African social media creators are redrawing the news map for a generation that no longer waits for the evening bulletin.
Reports indicate that young audiences across the continent increasingly turn to platforms like TikTok for explanations of politics, conflict, and public life, often delivered by creators who speak in a more familiar, conversational voice than legacy outlets. In South Africa, that shift came into sharp focus when Amahle-Imvelo Jaxa posted a TikTok video about South African peacekeepers in the Democratic Republic of the Congo and a dispute involving the South African and Rwandan presidents. The video went viral, and the surge reportedly brought her 100,000 followers in three days.
“Watching us is like watching a cousin” captures the appeal: familiar voices now explain serious events to audiences that feel ignored by traditional news.

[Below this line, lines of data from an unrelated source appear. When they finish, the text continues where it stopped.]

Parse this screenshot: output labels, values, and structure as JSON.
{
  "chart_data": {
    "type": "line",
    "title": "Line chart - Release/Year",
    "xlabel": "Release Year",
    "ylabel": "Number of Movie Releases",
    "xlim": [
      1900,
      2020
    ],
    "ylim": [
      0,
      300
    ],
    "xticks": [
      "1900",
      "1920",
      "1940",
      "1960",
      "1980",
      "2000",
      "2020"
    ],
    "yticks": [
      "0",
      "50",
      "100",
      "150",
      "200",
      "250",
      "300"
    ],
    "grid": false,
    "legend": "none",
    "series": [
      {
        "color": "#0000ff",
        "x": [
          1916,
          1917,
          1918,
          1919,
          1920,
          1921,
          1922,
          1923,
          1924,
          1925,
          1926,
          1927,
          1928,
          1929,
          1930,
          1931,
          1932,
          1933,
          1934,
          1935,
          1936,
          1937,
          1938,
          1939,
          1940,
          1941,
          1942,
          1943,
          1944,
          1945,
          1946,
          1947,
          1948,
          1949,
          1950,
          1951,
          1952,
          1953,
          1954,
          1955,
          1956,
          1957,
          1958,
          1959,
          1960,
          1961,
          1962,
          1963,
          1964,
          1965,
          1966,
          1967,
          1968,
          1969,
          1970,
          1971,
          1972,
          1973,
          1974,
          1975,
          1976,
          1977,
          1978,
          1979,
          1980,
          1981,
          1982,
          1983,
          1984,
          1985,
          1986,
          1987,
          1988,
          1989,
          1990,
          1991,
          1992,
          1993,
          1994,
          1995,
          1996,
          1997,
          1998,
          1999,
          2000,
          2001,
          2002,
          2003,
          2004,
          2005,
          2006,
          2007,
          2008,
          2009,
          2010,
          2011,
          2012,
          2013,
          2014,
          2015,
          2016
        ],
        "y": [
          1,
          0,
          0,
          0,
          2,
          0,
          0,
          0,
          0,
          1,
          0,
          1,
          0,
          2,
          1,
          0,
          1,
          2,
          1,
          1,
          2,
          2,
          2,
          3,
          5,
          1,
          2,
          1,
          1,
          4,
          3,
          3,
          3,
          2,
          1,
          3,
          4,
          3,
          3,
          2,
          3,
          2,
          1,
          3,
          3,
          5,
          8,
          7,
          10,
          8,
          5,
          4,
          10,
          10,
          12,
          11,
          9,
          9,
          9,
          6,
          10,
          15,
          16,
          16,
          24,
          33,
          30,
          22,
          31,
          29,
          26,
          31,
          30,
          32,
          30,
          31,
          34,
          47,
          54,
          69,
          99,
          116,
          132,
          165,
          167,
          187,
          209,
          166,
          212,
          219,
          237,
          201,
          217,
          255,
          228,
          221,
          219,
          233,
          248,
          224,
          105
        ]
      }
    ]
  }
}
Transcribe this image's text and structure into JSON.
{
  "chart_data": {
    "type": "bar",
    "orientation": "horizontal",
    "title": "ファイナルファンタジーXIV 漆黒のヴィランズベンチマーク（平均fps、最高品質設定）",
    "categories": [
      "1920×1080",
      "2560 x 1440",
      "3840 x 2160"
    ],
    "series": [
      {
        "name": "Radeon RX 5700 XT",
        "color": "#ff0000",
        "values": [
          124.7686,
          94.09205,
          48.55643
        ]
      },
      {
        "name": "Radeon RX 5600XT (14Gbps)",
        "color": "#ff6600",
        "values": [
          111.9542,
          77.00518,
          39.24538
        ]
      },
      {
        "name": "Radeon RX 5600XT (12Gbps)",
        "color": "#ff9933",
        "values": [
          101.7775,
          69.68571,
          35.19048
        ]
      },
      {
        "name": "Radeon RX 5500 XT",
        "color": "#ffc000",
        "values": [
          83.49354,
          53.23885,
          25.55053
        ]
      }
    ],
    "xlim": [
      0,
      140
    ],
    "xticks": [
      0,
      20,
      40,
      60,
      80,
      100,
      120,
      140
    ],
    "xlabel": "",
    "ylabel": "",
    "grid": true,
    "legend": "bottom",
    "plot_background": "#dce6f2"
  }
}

That momentum did more than lift one account. It also helped Jaxa move from marketing and restaurant work into a full-time role as what she describes as a “professional yapper and current affairs enthusiast.” Her rise points to a broader change in Africa’s news ecosystem, where creators do not just comment on events; they package complex stories in ways that feel immediate, social, and culturally fluent. For many viewers, the draw lies in recognition as much as information.
Key Facts
- Young audiences in Africa increasingly get news through social media rather than traditional outlets.
- A South African TikTok creator gained viral attention with a video on regional conflict and diplomacy.
- Reports suggest she added 100,000 followers in three days after that post.
- Creators now play a growing role in explaining current affairs in accessible, familiar language.
The shift carries both promise and pressure. Creators can make difficult subjects easier to understand and bring in audiences that mainstream news struggles to reach. But as attention moves to personality-led platforms, questions about accuracy, verification, and influence grow more urgent. Sources suggest this transformation reaches beyond entertainment or lifestyle content; it now touches the core business of public understanding.
What happens next matters far beyond social media metrics. As more young Africans build their news habits around creators, traditional outlets will face pressure to adapt their tone, formats, and distribution. The bigger test will center on trust: whether this new class of news explainers can keep audiences engaged while handling fast-moving, high-stakes stories with care.